Yes, my bedroom wall is MANGO YELLOW. And the orchids are all flowering madly. |
The Cosmic Serpent by Jeremy Narby and Dancing Naked in the Mind Field by Kary Mullis - Two mad scientists, wonderful to read. Both authors are into DNA - Mullis won the Nobel Prize in recognition of his improvement of the polymerase chain reaction (PCR) technique, which allows the amplification of specific DNA sequences.
The Cosmic Serpent is anthropological, and studies how the wisdom of ancient people and primitive tribes has always explained that all life comes from twinned serpents, which looks exactly like our current understanding of DNA. When I finished that book I decided to learn more about DNA, so I bought Kary Mullis' book. *Disclaimer* - I didn't learn much more about DNA from Kary Mullis' book. But I was highly entertained and his writing, like Narby's, is thought provoking.
The biography of Gabriel Garcia Marquez: A Life, by Gerald Martin. Anyone who loves Marquez' novels will enjoy this, as it is well written and will take you al over South America and Europe with some of the best Latin American authors. History buffs will like it too. I started reading this a few years ago, got about half way through, and then put it aside while life got complicated for a bit. I picked up where I had left off a few weeks ago, and it was like seeing an old friend again.
While life was complicated, I read two lovely stories by Melissa Westemeier: Kicks Like a Girl and Whipped, Not Beaten. These uplifting novels are fun and readable, and make you feel like everything's going to be ok in life and love.
Two Writers |
This month I finished reading Goddesses: Mysteries of the Divine Feminine, by Joseph Campbell. I love, love Joseph Campbell, and this new collection of his Goddess lectures is wonderful. It makes me want to go back and re-read all the old fairy tales and myths.
And then, since I was in a myths-and-symbols mood, I bought 'The Book Of Symbols: Reflections On Archetypal Images'.
A friend lent me Zen in the Art of Archery recently, which helped me to understand the importance of ritual and the little things in life:
'As in the case of archery, there can be no question but that these arts are ceremonies. More clearly than the teacher could express it in words, they tell the pupil that the right frame of mind for the artist is only reached when the preparing and the creating, the technical and the artistic, the material and the spiritual, the project and the object, flow together without a break.' - Eugen Herrigel, Zen in the Art of ArcheryZen in the Art of Archery is short, sweet and insightful.

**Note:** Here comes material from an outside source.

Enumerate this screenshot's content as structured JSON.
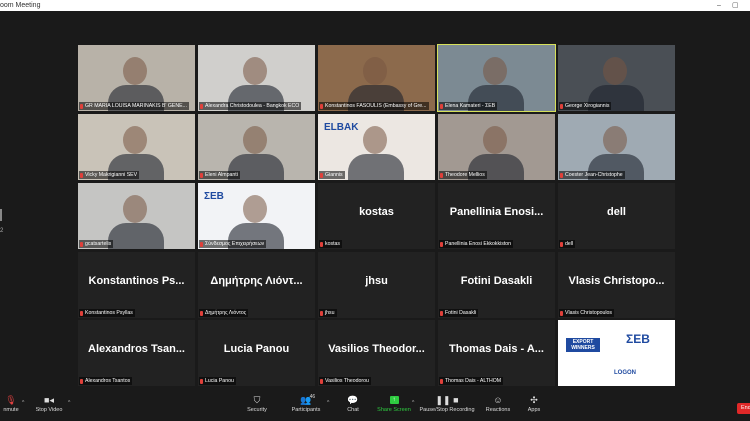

I have also enjoyed That's Not It and How are You, Sugar? by the lovely Nancy Ellen Row - The first a novel and the second a collection of recipes and wisdoms from the past, and both set in the Southern USA.
And lastly, for laugh-until-you-die hilarity, there's Let's Pretend This Never Happened by Jenny Lawson. Don't try to read this when other people are trying to sleep, your guffaws and screams of mirth will keep them up.
I've got quite a heap of other books to get through, so I won't be bored this winter. Have you read anything good lately? Tell us!!